Entre la fascinación y la sospecha: pensar los avances tecnológicos hoy


    Crecimos en una realidad de promesas tecnológicas. Hoy, muchas de esas promesas, parecen más cercanas que nunca. La aparición de nuevas tecnologías suele generar una sensación de amenaza, especialmente cuando irrumpen en nuestra cotidianidad y transforman las formas tradicionales de relacionarnos con el mundo. Sin embargo, es precisamente a través de estos avances que la humanidad logró grandes progresos, como en el ámbito de la medicina, donde la innovación tecnológica ha permitido mejorar diagnósticos, tratamientos y calidad de vida. La clave parece estar en encontrar un equilibrio: abrazar el progreso tecnológico sin abandonar el juicio crítico, y abogar por los valores humanos. Basta con ver algunos de los capítulos de Black Mirror para advertir hasta dónde es posible llegar si los perdiéramos de vista.

    Ahora bien, ¿Qué pasaría si estas tecnologías se orientaran a transformar los espacios de producción tradicionalmente ocupados por los seres humanos, permitiéndoles dedicar más tiempo al desarrollo personal? En la Antigüedad griega, el ocio -skholè- era el tiempo libre de las presiones del mundo, ese que habilitaba la posibilidad de enfocarse en las necesidades humanas y en uno mismo. ¿Qué sucedería si los entes reguladores promovieran condiciones que liberaran a las personas de la necesidad constante de producir para subsistir? ¿Qué pasaría, entonces, con el individuo?

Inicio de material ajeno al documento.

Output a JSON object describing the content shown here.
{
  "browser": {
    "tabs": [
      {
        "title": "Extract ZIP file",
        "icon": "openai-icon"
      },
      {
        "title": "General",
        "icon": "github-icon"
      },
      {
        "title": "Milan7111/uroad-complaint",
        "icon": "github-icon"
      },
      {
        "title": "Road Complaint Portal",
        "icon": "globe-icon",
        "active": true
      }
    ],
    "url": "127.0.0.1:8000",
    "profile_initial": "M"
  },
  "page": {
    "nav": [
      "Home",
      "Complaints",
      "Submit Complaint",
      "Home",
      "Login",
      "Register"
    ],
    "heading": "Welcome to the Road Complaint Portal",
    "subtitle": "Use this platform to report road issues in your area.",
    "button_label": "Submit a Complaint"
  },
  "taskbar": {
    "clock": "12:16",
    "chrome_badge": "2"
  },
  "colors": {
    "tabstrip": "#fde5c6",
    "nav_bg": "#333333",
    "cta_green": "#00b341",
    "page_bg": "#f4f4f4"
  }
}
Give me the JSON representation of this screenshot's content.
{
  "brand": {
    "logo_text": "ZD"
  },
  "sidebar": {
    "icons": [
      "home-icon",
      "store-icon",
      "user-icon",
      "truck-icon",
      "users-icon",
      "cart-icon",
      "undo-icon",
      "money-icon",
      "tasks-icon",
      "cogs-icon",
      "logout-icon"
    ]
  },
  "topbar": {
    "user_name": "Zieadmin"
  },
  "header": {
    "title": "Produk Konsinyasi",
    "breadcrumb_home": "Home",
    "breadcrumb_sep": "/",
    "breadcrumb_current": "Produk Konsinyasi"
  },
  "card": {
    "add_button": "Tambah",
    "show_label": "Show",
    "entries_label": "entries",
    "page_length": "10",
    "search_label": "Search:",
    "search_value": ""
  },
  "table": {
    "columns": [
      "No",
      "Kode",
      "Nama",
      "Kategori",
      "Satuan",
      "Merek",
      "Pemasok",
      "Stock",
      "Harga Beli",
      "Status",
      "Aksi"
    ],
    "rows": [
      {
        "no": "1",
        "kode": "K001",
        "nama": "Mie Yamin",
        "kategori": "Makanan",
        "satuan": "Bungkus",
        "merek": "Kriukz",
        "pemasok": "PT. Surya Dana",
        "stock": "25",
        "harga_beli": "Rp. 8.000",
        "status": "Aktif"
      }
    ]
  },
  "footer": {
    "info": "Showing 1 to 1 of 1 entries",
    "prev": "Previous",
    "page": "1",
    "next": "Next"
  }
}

Se ha señalado que el sistema capitalista tiende a concebir al trabajador principalmente como un engranaje productivo, dejando en segundo plano su dimensión humana. Imaginemos, por un momento, un mundo —en términos de utopía— en el que las máquinas asumieran nuestras tareas cotidianas y las personas dispusieran de tiempo para la contemplación. No se trataría de pasividad ni de distracción, sino de una forma activa de cultivo personal. ¿Qué haríamos, como especie, con ese tiempo? ¿Enloqueceríamos? En Un mundo feliz, Huxley retrata una sociedad tan alienada que, para escapar de la vacuidad de su existencia, recurre al soma, la droga que promete la felicidad. Los trabajadores, liberados de parte de su carga laboral, se enfrentan a su tiempo libre con desconcierto, solo para encontrar consuelo en la misma sustancia. Qué paradoja…Hay algo profundamente actual en esa ambivalencia: celebramos los avances, pero también percibimos que algo está en juego. ¿Qué lugar le queda a lo humano cuando lo artificial se vuelve tan hábil?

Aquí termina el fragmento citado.